Serving Gogebic, Iron and Ontonagon Counties

Bessemer DDA gets mini-marketing grant from WUPPDR

By P.J. GLISSON

[email protected]

Bessemer — Members of Bessemer’s Downtown Development Authority learned Thursday that they received an $8,000 grant from the Western Upper Peninsula Planning and Development Region.

City manager Charly Loper said the funds, which include an additional $2,000 required match from the DDA, will be applied to creating videos aimed at marketing the city as a great place in which to work and live.

“We are going to be focusing on six short videos of people who work here,” said Loper, who added that attention will be on the DDA’s pop-up shop program, which supports new business owners with limited funding during the first several months of their operation.

According to the city manager, one of the central focuses will be the message that “you can have the cool lifestyle here” and still be able to pay your bills.

Loper said the plan is to create three or four videos during the warmer season, including attention to the area’s summer activities. Remaining videos then will be made as colder weather sets in.

The completed videos then will be placed online in venues such as Facebook.

While the city awaits the related paperwork, Loper asked DDA members to start thinking of appropriate subjects to interview in the videos.

She said the finished project should help to boost the city’s pop-up program in general.

Board member Dustin Filippini found the grant opportunity online, and DDA members voted to pursue it at their Feb. 14 meeting.

Big Sidewalk Funds

In other news, DDA members voted to apply for a grant from the Michigan Department of Transportation.

If issued, the grant would fund the widening of the projected sidewalk area on the south side of U.S. 2 for several blocks.
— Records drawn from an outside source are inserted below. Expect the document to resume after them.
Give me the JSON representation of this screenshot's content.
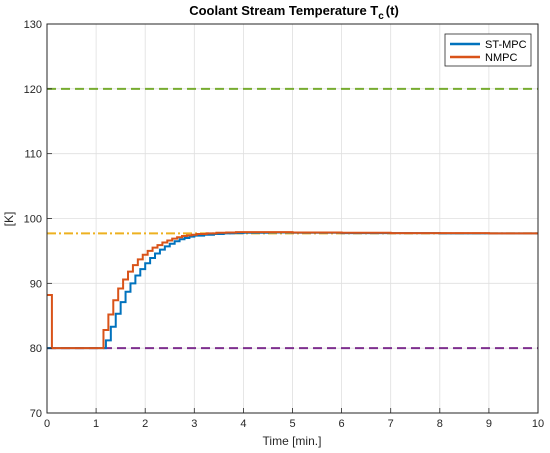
{
  "chart_data": {
    "type": "line",
    "title": "Coolant Stream Temperature T",
    "title_subscript": "c",
    "title_suffix": "(t)",
    "xlabel": "Time [min.]",
    "ylabel": "[K]",
    "xlim": [
      0,
      10
    ],
    "ylim": [
      70,
      130
    ],
    "xticks": [
      "0",
      "1",
      "2",
      "3",
      "4",
      "5",
      "6",
      "7",
      "8",
      "9",
      "10"
    ],
    "yticks": [
      "70",
      "80",
      "90",
      "100",
      "110",
      "120",
      "130"
    ],
    "grid": true,
    "legend_placement": "top-right",
    "series": [
      {
        "name": "ST-MPC",
        "color": "#0072BD",
        "style": "step",
        "x": [
          0,
          1.1,
          1.2,
          1.3,
          1.4,
          1.5,
          1.6,
          1.7,
          1.8,
          1.9,
          2.0,
          2.1,
          2.2,
          2.3,
          2.4,
          2.5,
          2.6,
          2.7,
          2.8,
          2.9,
          3.0,
          3.2,
          3.4,
          3.6,
          3.8,
          4.0,
          4.5,
          5.0,
          6.0,
          7.0,
          8.0,
          9.0,
          10.0
        ],
        "y": [
          80,
          80,
          81.2,
          83.3,
          85.3,
          87.1,
          88.7,
          90.0,
          91.2,
          92.2,
          93.1,
          93.9,
          94.6,
          95.2,
          95.7,
          96.1,
          96.5,
          96.8,
          97.0,
          97.2,
          97.35,
          97.5,
          97.6,
          97.7,
          97.75,
          97.8,
          97.85,
          97.8,
          97.75,
          97.75,
          97.7,
          97.7,
          97.7
        ]
      },
      {
        "name": "NMPC",
        "color": "#D95319",
        "style": "step",
        "x": [
          0,
          0.1,
          1.05,
          1.15,
          1.25,
          1.35,
          1.45,
          1.55,
          1.65,
          1.75,
          1.85,
          1.95,
          2.05,
          2.15,
          2.25,
          2.35,
          2.45,
          2.55,
          2.65,
          2.75,
          2.85,
          2.95,
          3.05,
          3.25,
          3.45,
          3.65,
          3.85,
          4.0,
          4.5,
          5.0,
          6.0,
          7.0,
          8.0,
          9.0,
          10.0
        ],
        "y": [
          88.2,
          80,
          80,
          82.8,
          85.2,
          87.4,
          89.2,
          90.6,
          91.8,
          92.8,
          93.7,
          94.4,
          95.0,
          95.5,
          95.9,
          96.3,
          96.6,
          96.9,
          97.1,
          97.3,
          97.4,
          97.5,
          97.6,
          97.7,
          97.8,
          97.85,
          97.9,
          97.9,
          97.9,
          97.85,
          97.8,
          97.75,
          97.75,
          97.7,
          97.7
        ]
      }
    ],
    "reference_lines": [
      {
        "label": "upper-bound",
        "y": 120,
        "color": "#77AC30",
        "dash": "dashed"
      },
      {
        "label": "setpoint",
        "y": 97.7,
        "color": "#EDB120",
        "dash": "dashdot"
      },
      {
        "label": "lower-bound",
        "y": 80,
        "color": "#7E2F8E",
        "dash": "dashed"
      }
    ]
  }
}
The grant requires the DDA to commit nearly $12,000 in matching funds, which members agreed was well worth the proposed project.

Loper said that, if the grant is offered, the project would be done in conjunction with MDOT’s reconfiguration of U.S. Hwy. 2 throughout Bessemer in 2021, when the city also will address water and sewer work under the highway.

The potential grant would be from MDOT’s Transportation Alternatives program. As described on MDOT’s website, the TAP grant “uses federal transportation funds designated by Congress for specific activities that enhance the intermodal transportation system and provide safe alternative transportation options.”

Loper said the matching federal funds of about $12,000 would be via the U.S. Department of Agriculture.

As mayor Adam Zak explained, “With MDOT’s plans, there’s already going to be a sidewalk on both sides.” He added, however, that the TAP grant would expand the width of the sidewalk south of U.S. Hwy. 2.

Moreover, he said a colored, stamped concrete design would be a more practical aesthetic element than the grass median that had been discussed at earlier meetings.

Loper said the new sidewalk system to be created next to the highway so far has not been intended for biking.

“The theory is to try to use the Iron Belle Trail for bikes and to use U.S. 2 for walking, wheelchairs, etc.,” she said.

Zak and DDA member Dan Whitburn, however, said that maybe the expanded sidewalk plan might make it possible to negotiate bike traffic on the highway’s south side.

The authority also:

—Voted to fund welcome signs, at a cost of $7,500 each, on each side of town, per a design provided by Doug Kikkebusch of Bessemer. Loper said she will check to see consult Kikkebusch regarding whether he’d like to follow through with the project.

—Voted to approve a contract between the DDA and the city, in which the two parties agree to share the cost of snow removal on designated city sidewalks starting in 2021. Loper said she now will take the contract to the city council, after which the parties will pursue the cost of related snowplowing equipment.

The DDA’s next meeting will be on May 9 at 4 p.m. in the downstairs DDA office of the City Hall.